Handling Blurred Images: While we saw some of the blurring techniques to remove noises from the image, there are chances that the source image itself is blurred. This occurs mainly when the camera is not fixed while capturing the image. In this case, the text will be human-readable but may cause OCR issues. Using techniques like sharpening or edge enhancement will be helpful here.

Comparison of Blurred image vs pre-processed image results, Image by Author

ISO Noise Correction: ISO level is the sensitivity level of the image sensor in the camera to the light. ISO gain which is an amplifier that improves the quality of the image in low light conditions will eventually amplify the noise as well which may affect the binarization step and therefore reduces OCR quality. By smoothening the image background, we will be able to reduce ISO noise and get better OCR results.

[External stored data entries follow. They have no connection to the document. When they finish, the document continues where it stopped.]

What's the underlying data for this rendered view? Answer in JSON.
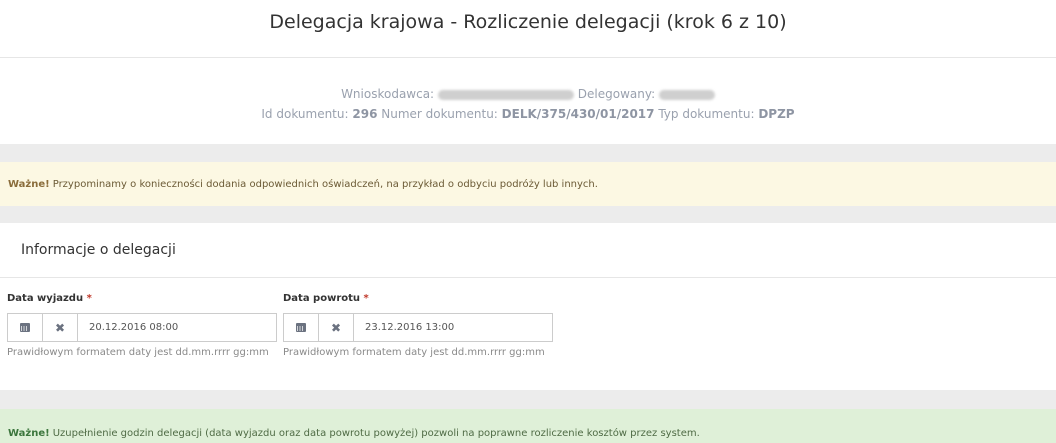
{
  "page": {
    "title": "Delegacja krajowa - Rozliczenie delegacji (krok 6 z 10)"
  },
  "meta": {
    "applicant_label": "Wnioskodawca:",
    "delegated_label": "Delegowany:",
    "doc_id_label": "Id dokumentu:",
    "doc_id": "296",
    "doc_number_label": "Numer dokumentu:",
    "doc_number": "DELK/375/430/01/2017",
    "doc_type_label": "Typ dokumentu:",
    "doc_type": "DPZP"
  },
  "alert_warning": {
    "strong": "Ważne!",
    "text": "Przypominamy o konieczności dodania odpowiednich oświadczeń, na przykład o odbyciu podróży lub innych."
  },
  "panel": {
    "title": "Informacje o delegacji"
  },
  "departure": {
    "label": "Data wyjazdu",
    "required": "*",
    "value": "20.12.2016 08:00",
    "help": "Prawidłowym formatem daty jest dd.mm.rrrr gg:mm"
  },
  "return": {
    "label": "Data powrotu",
    "required": "*",
    "value": "23.12.2016 13:00",
    "help": "Prawidłowym formatem daty jest dd.mm.rrrr gg:mm"
  },
  "alert_success": {
    "strong": "Ważne!",
    "text": "Uzupełnienie godzin delegacji (data wyjazdu oraz data powrotu powyżej) pozwoli na poprawne rozliczenie kosztów przez system."
  },
  "icons": {
    "calendar": "calendar-icon",
    "clear": "close-icon"
  },
  "colors": {
    "warning_bg": "#fcf8e3",
    "success_bg": "#dff0d8",
    "required": "#c0392b"
  }
}
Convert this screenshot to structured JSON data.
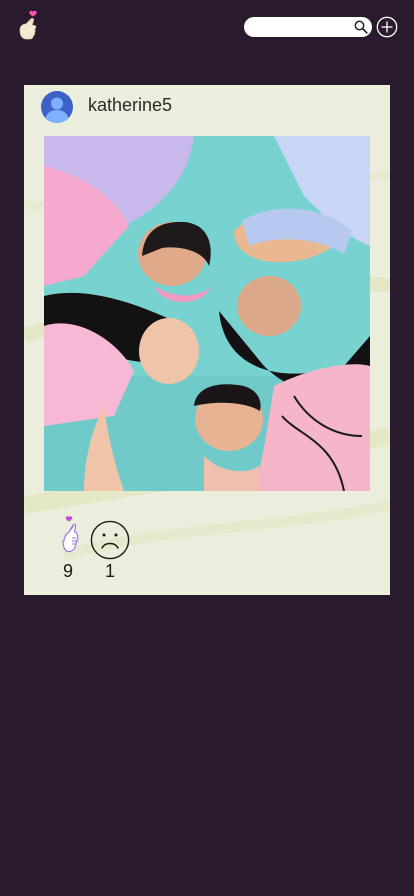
{
  "header": {
    "logo_icon": "finger-heart-icon",
    "search": {
      "placeholder": "",
      "value": "",
      "icon": "search-icon"
    },
    "add_icon": "plus-circle-icon"
  },
  "post": {
    "username": "katherine5",
    "avatar_icon": "user-avatar-icon",
    "photo_icon": "photo-image",
    "reactions": [
      {
        "icon": "finger-heart-icon",
        "count": "9"
      },
      {
        "icon": "sad-face-icon",
        "count": "1"
      }
    ]
  },
  "colors": {
    "background": "#2a1a2e",
    "card": "#eceedd",
    "accent_purple": "#9b6fe0",
    "accent_pink": "#ff4fb8",
    "avatar_blue": "#3c62c8"
  }
}
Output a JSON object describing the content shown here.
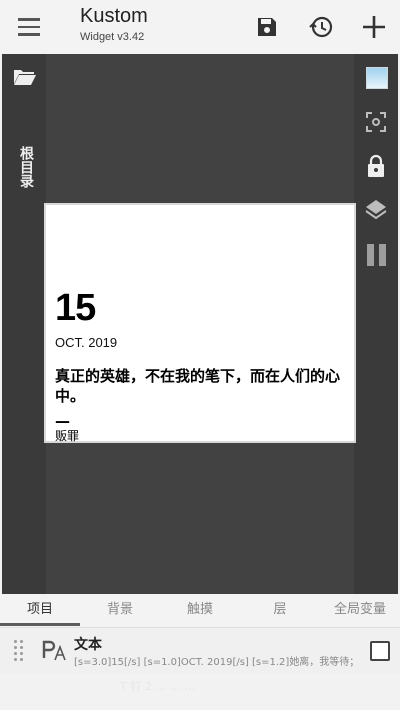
{
  "header": {
    "title": "Kustom",
    "version": "Widget v3.42",
    "icons": [
      "menu-icon",
      "save-icon",
      "history-icon",
      "add-icon"
    ]
  },
  "left_rail": {
    "label": "根目录",
    "icon": "folder-open-icon"
  },
  "right_rail": {
    "icons": [
      "wallpaper-preview-icon",
      "focus-icon",
      "lock-icon",
      "layers-icon",
      "pause-icon"
    ]
  },
  "widget": {
    "day": "15",
    "month_year": "OCT.  2019",
    "quote": "真正的英雄，不在我的笔下，而在人们的心中。",
    "dash": "—",
    "author": "贩罪"
  },
  "tabs": [
    "项目",
    "背景",
    "触摸",
    "层",
    "全局变量"
  ],
  "item": {
    "title": "文本",
    "subtitle": "[s=3.0]15[/s] [s=1.0]OCT.  2019[/s]  [s=1.2]她离，我等待；…",
    "ghost_text": "T 钉 2 … … …",
    "icon": "text-format-icon"
  },
  "colors": {
    "stage": "#424242",
    "rail": "#3a3a3a",
    "widget_bg": "#ffffff"
  }
}
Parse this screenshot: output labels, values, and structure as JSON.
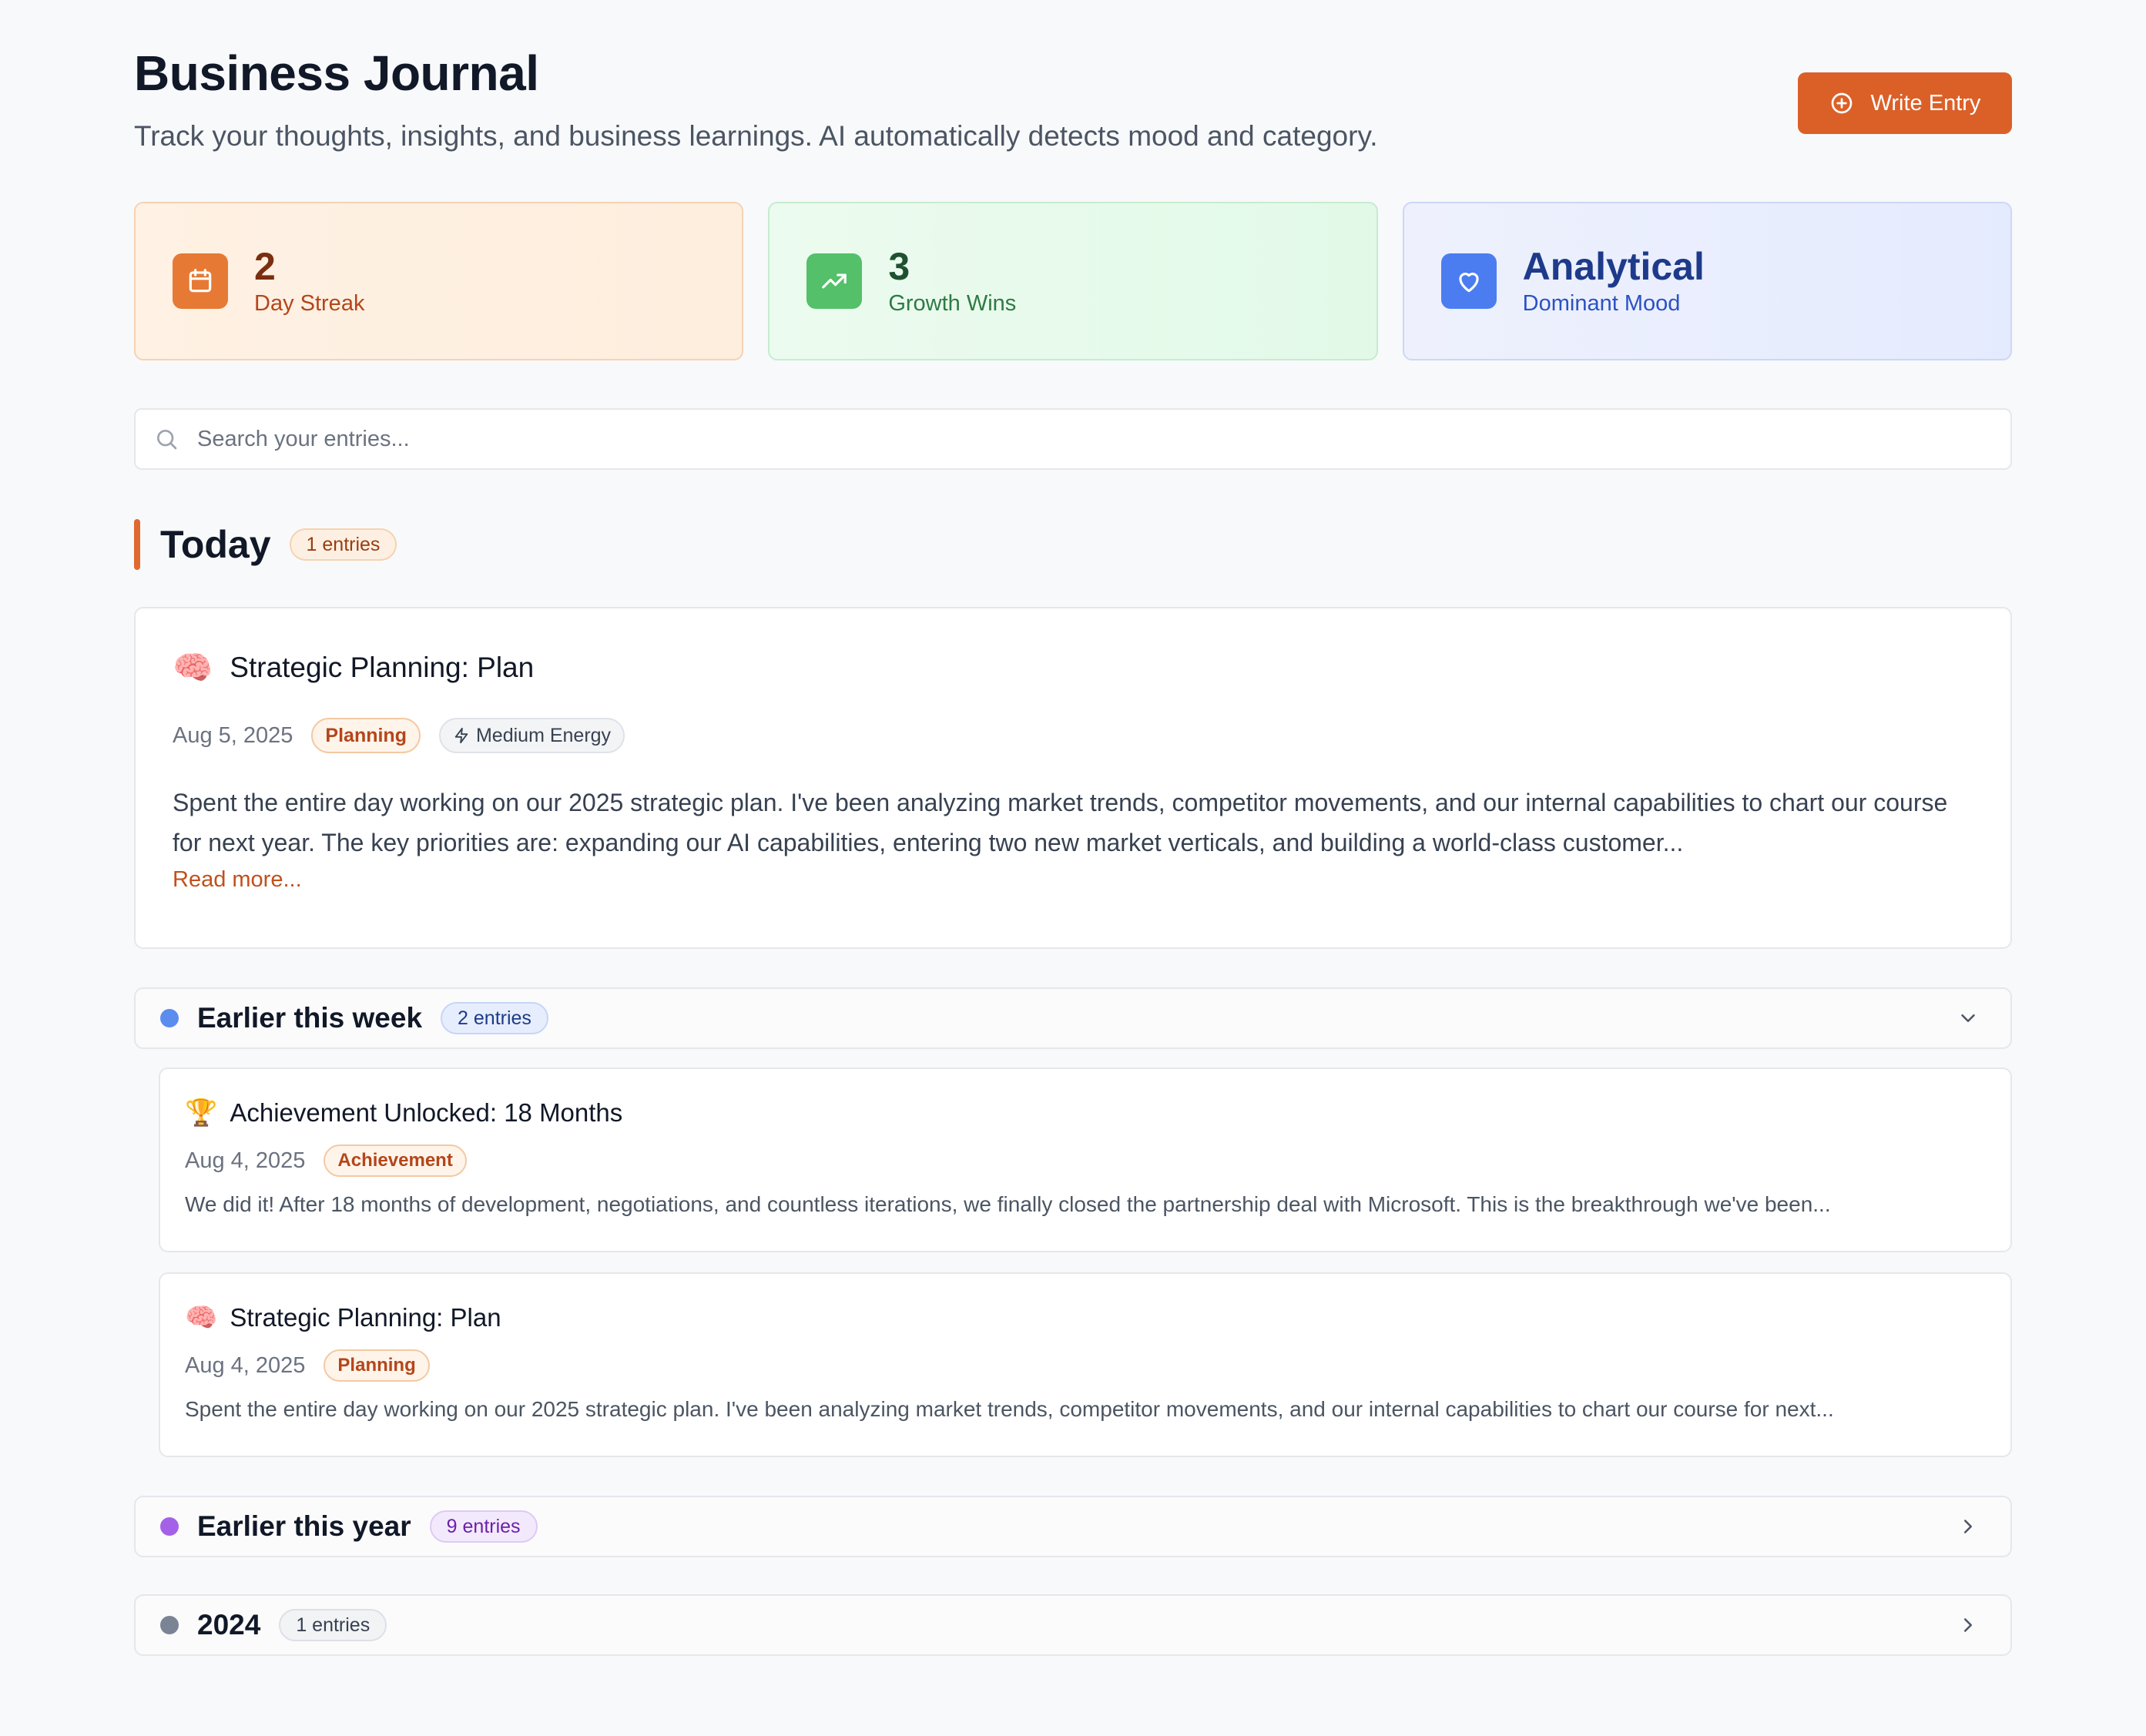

Comparison of ISO Noise Image vs pre-processed image

Image Denoising using Auto Encoders: With the evolution of Deep Learning in Computer Vision, there has been a lot of research into image enhancement with Deep Neural Networks like removing noises from images, Image Super-Resolution, etc. Autoencoders are composed of an encoder and a decoder architecture. Where the encoder compresses the input data into a lower-dimensional representation and the decoder reconstructs the representation to obtain an output that mimics the input as closely as possible. In doing so, the autoencoder learns the most salient features of the input data.

Recommended Tools for OCR image pre-processing

We have seen a wide range of pre-processing techniques to improve the source image quality. While some of these techniques may be pre-built with OCR engine or OCR engine may use some open-source tools for pre-processing, it is highly recommended to explore and configure the various pre-processing techniques used in your OCR engine and create an additional pipeline with pre-processing steps that are very specific to your use case.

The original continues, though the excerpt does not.